Still, the benefits seem clear. When a patch arrives for your favorite game, it's a short download and you're back up and running. For the indie game developer, making your game available online is a relatively hassle-free option. The top-down system that has been in place for decades -- the traditional brick-and-mortar approach to selling -- demands such a gargantuan expenditure of additional resources that it hardly seems worth the trouble. The big corporations have deep relationships in place that they have to keep supporting at the risk of falling behind their competitors, but the smaller dev studios can operate much leaner, and their profit margins are much broader. Success for them is much less fraught with danger, and part of the reason for that is the increasing ubiquity of high-speed access to the Internet, something that wasn't always the case in earlier years.

Is there a greater downside to digital downloads? Are we ready to say goodbye forever to being forced to leave our comfortable homes to go to the nearest retail outlet for a new game? Doesn't it mean more money for the developer of the game if there's no middleman?

One of the biggest differentiators between huge publishers and indie dev houses is the budget they can use to promote their games. For companies like Electronic Arts, a large advertising budget could conceivably be used as a blunt weapon, offering download services massive kickbacks for exclusive deals, crowding out banner ads for other companies' games, etc. The only thing keeping these services from biting would be their own consciences. But money is a powerful force, and hosting a download service can really rack up the fees.

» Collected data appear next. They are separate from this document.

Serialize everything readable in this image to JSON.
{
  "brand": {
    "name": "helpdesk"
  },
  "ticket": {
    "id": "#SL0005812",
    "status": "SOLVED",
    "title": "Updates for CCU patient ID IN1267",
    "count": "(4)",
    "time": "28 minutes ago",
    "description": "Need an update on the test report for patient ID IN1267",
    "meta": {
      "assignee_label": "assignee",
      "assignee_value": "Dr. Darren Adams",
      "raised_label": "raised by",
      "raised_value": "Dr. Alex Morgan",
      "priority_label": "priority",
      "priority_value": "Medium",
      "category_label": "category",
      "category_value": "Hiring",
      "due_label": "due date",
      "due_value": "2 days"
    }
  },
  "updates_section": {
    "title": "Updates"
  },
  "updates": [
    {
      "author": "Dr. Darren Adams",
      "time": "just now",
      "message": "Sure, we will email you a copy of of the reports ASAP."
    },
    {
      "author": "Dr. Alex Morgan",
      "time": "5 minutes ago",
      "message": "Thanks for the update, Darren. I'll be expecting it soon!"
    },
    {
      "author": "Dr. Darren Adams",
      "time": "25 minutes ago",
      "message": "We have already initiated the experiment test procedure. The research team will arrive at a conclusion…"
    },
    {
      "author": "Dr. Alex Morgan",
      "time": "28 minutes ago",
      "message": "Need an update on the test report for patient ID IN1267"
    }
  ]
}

So instead of the rosy future wherein all games are seen as equal because they're all listed on the same new games page, we see the same tactics taking place from the big boys of the industry. Turns out that the Internet isn't really a democracy after all.

We'd like to think that the indie game has as much of a chance to succeed as the corporate game does, but most game players have a limited budget for entertainment, and unfortunately, he who shouts the loudest usually gets his message heard the best, regardless of the actual merit of its content.

Still, if you're looking for a particular title, you get to bypass all that and vote with your dollars. Nothing's going to happen to digital downloads; they won't go away quickly, and it's likely they're here to stay. Valve Software's Steam service has been the most successful such service by simply being the first to make it really work. And now that LucasArts is re-releasing its older titles -- crossing fingers here for Day of the Tentacle and Grim Fandango -- athe badly aging and obsolete floppies you've been carefully hoarding in hermetic vessels can finally be destroyed. Let's face it: sooner or later, all media will become available online, it's inevitable. But we should be careful in how we implement the means to distribute it all; future generations will thank us.